Whether you live in a dorm with your family, in an apartment with other girls or alone, we can be homemakers. Decorate and collect things that you like, you don’t have to wait until you’re married to start collecting dishes or buying that throw rug you liked on sale at Pier 1. I’m collecting a set of antique dishes and my dad looks for them at auctions, and now that my grandmother and aunts know I’m collecting, every birthday and Christmas I get a few more. I don’t pack them away in a box for the future, but use them now. For Christmas I received bamboo placemats and chopsticks and even though I don’t have my own kitchen, I can still retrieve them from their box under the bed when I want to entertain and decorate the table in my own style.

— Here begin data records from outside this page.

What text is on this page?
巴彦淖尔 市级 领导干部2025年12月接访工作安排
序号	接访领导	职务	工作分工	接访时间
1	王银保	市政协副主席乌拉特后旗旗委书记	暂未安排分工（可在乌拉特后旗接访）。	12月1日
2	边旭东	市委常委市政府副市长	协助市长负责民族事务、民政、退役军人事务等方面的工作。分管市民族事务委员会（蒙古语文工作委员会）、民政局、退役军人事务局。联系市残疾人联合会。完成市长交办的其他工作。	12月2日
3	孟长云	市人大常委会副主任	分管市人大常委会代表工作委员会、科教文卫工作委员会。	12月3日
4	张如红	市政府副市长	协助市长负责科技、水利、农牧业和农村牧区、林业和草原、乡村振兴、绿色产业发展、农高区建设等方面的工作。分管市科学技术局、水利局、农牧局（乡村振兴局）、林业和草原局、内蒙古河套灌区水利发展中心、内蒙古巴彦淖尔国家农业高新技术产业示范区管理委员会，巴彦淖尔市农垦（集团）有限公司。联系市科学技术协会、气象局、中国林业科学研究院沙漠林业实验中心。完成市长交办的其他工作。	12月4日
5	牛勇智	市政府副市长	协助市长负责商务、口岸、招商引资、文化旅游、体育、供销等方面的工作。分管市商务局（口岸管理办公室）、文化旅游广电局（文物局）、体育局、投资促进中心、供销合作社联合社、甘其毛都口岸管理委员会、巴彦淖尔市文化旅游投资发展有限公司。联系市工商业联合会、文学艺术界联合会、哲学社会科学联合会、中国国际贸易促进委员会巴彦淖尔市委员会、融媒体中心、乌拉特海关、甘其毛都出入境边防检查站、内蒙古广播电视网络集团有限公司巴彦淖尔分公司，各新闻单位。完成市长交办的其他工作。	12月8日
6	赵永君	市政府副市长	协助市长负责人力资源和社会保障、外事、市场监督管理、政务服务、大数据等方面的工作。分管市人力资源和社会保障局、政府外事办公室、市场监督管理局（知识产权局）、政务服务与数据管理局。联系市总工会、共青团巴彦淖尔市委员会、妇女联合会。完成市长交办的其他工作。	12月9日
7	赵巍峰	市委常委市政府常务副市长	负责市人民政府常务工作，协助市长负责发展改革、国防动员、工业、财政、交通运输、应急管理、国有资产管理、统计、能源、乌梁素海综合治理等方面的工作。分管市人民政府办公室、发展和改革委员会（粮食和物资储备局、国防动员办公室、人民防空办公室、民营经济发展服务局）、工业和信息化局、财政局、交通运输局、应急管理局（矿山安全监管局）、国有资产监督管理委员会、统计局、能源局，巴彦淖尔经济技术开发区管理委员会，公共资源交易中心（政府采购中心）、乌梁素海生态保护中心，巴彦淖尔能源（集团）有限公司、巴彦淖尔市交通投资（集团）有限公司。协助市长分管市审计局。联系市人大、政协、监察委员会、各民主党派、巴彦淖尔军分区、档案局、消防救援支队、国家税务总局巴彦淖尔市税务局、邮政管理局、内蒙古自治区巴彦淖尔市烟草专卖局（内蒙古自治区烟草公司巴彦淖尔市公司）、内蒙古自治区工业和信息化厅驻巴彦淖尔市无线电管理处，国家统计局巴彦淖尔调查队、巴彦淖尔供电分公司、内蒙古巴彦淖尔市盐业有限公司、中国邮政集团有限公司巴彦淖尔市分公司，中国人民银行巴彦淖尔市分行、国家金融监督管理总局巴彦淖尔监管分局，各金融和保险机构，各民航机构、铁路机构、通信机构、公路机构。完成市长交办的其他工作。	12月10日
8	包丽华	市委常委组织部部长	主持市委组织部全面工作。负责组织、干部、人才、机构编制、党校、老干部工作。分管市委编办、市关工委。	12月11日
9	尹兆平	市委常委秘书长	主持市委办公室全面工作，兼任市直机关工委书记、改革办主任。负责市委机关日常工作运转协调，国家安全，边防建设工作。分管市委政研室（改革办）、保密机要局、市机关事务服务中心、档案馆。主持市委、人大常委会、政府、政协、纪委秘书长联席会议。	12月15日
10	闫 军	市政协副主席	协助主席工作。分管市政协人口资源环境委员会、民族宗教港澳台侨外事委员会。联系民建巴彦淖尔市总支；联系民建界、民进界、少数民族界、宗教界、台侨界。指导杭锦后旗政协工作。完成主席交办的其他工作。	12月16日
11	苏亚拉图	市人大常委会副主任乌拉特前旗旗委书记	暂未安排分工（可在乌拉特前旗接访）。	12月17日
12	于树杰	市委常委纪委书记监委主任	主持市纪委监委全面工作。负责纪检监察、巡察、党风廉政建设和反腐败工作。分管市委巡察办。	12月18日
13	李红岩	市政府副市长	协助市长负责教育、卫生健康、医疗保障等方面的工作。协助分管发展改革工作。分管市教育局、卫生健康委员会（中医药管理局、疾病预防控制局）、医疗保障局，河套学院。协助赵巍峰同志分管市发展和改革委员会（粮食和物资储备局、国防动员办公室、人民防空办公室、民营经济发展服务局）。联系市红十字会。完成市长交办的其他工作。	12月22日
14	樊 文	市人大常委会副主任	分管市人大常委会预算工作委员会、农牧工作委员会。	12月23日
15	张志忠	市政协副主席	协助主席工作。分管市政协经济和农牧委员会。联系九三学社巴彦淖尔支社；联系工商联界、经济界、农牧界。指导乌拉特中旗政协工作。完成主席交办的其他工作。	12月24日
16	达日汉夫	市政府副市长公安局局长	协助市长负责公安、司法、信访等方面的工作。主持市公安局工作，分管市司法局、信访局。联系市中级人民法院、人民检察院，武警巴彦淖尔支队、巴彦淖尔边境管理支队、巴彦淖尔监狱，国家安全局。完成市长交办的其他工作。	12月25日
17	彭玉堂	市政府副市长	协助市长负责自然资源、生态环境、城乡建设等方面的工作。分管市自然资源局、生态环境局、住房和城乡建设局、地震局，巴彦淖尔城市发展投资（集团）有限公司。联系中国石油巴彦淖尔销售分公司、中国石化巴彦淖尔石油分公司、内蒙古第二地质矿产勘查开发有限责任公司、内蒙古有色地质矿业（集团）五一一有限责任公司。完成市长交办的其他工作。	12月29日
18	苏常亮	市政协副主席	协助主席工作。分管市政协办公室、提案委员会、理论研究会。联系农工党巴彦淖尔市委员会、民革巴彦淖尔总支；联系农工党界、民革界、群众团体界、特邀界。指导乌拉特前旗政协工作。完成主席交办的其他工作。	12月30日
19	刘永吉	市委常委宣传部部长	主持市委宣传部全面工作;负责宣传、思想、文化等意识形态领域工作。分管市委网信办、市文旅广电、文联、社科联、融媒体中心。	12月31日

Cooking is another skill we as single women can learn to cultivate and use to God’s glory. Make dinner for your family once a week if you’re still at home. Learn how to make bread with a lady from church or your grandmother. Invite all the girls on your dormitory floor to spend a Saturday afternoon making cookies and brownies if you have access to a kitchen, that way you can all share the cost of flour, sugar and other ingredients. If you are single and live alone, don’t sit around wishing people would invite you over to their house, but invite singles, couples, or a family over to your place for a Sunday afternoon lunch. Sharing food is a kind of communication itself. Again, Edith Schaeffer writes that “the very sharing of a short break to drink a cup of tea, a glass of juice or a cup of coffee together is in itself a kind of communication.” She goes on to explain that Christ Himself promises that. “If any man hear my voice, and open the door, I will come in to him, and will sup with him, and he with me.” Fantastic! Christ says that He will come in and sit down at our table, whether it is that table of someone eating alone or a table crowded with people. He, Jesus, will come in and sup with anyone who hears his voice and opens the door. So even if you eat alone every night, share your meal with Christ, he is our bridegroom, the one we seek to please.

Will there still be days when we wistfully watch couples walking past us on the street? Yes. But we don’t have to be overcome by discontentment. Ortlund writes:

“Discontentment touches everyone, whether single or married. Whether it concerns money or children or relationships or vocation, dissatisfaction springs from the evil in our hearts that puts self on the throne and tries to tell God how to run things. God calls that kind of arrogance idolatry (1 Samuel 15:22-23) … Our call is to trust Him, to follow Him totally, to lay our human designs and schemes of self-made joy at the foot of the cross and learn to find our all in him.”

If we don’t learn to be content now, during this season in our lives, will we be content within marriage? Probably not. Ortlund describes contentment as “allow[ing] us to abandon our will and cheerfully embrac[ing] God’s will.” We can redeem this season God has given us by offering it to God as a sacrifice, along with our bodies, so that it becomes a pleasing and fragrant act of worship.